For a lad from a working-class family, who said to his mother, “I’ll never be any good at anything now” showed just what can be achieved in life with his golden swim in the SM9 200IM in a new Paralympic record.
A record in fact held by his hero – Australia’s greatest Paralympic swimmer, Matthew Cowdrey – the winner of 23 medals – 13 of them gold and three in the 200IM – setting the Paralympic record (broken today by Hodge) in Beijing back in 2008.
And by doing stuff, says Hodge “that people either can’t do or won’t do, and you’ve got to do it day in and day out to stay on top,” winning the one he really wanted at the 2024 Paris Games – his maiden individual Paralympic gold – to the cheers of the packed La Defense Arena.
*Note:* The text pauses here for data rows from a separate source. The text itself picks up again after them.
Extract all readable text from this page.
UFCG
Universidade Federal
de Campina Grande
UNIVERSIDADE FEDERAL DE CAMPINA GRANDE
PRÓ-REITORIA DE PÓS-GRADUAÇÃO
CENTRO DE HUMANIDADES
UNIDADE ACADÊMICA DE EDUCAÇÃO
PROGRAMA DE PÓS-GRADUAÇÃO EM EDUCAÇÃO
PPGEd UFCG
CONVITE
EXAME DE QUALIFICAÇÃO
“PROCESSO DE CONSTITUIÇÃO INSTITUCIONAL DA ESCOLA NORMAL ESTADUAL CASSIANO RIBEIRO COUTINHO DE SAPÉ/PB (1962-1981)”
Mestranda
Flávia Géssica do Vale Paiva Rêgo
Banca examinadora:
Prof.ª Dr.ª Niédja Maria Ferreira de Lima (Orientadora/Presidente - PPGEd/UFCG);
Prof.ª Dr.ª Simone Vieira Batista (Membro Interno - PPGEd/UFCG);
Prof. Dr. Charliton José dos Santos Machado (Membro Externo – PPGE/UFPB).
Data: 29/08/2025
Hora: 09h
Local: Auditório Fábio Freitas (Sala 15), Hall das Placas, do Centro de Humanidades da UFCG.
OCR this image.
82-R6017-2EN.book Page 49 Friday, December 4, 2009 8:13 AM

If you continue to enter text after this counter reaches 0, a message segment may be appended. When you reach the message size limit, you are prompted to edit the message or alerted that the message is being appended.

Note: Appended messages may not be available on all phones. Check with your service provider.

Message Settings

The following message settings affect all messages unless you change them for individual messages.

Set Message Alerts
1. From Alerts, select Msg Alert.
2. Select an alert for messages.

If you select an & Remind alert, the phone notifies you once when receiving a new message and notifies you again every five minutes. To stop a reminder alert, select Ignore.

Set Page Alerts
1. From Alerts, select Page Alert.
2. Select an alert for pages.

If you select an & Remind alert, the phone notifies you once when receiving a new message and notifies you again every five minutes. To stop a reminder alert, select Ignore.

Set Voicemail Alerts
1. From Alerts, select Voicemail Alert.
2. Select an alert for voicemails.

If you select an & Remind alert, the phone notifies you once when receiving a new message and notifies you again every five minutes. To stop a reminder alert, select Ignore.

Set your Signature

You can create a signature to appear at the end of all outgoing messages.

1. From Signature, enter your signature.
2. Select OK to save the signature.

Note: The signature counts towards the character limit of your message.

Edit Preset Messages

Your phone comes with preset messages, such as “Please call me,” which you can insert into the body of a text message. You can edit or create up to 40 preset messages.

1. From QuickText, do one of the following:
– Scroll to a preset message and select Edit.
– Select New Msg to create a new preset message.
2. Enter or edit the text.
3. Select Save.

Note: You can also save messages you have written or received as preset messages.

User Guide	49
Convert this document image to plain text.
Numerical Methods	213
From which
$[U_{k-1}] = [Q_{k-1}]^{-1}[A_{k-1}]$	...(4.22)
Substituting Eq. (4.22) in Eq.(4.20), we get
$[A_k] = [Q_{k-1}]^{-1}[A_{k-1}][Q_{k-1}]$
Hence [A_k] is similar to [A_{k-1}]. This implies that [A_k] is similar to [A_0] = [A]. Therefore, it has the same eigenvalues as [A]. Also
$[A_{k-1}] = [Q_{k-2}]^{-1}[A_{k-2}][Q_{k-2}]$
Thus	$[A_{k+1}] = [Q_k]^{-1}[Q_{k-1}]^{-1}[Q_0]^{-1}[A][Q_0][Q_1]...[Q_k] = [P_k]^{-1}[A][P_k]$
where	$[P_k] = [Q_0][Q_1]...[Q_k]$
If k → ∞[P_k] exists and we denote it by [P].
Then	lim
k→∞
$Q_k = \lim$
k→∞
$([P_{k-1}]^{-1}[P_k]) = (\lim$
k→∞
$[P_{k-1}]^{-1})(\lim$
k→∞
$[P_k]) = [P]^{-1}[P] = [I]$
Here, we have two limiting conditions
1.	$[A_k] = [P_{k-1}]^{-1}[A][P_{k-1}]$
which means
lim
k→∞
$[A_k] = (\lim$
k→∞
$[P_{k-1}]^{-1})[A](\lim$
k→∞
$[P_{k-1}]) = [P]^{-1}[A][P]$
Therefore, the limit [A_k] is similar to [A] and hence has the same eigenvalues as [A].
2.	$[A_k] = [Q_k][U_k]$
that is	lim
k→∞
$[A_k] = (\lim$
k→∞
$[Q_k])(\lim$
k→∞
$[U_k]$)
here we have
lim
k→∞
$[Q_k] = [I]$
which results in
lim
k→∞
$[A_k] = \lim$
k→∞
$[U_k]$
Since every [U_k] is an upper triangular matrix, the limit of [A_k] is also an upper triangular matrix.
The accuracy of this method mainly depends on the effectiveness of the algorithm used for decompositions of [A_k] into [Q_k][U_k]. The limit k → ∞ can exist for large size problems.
Hodge led from start to finish to claim the gold in his Paralympic record time of 2.13:31
He went into the race as the two-time world champion and world record holder and described how his training had to be “impossible” to win the elusive Paralympic gold.
“The hard thing with being world champion, world record holder, is that you’ve got no one to chase,” he told the Nine Network.
“So everything you’ve got to do to improve is stuff that people have never done before.
“You’ve got to do stuff that people either can’t do or won’t do, and you’ve got to do it day in and day out to stay on top.
“So my coach (Misha Payne at the Australian Catholic University, Blacktown) and I have been working really hard at making sure that we do the impossible to make sure that when it comes to this stage, the impossible becomes possible.”
Hodge’s gold saw Advance Australia Fair ring out for a fourth time in Paris and finally completed his pool room full medal collection.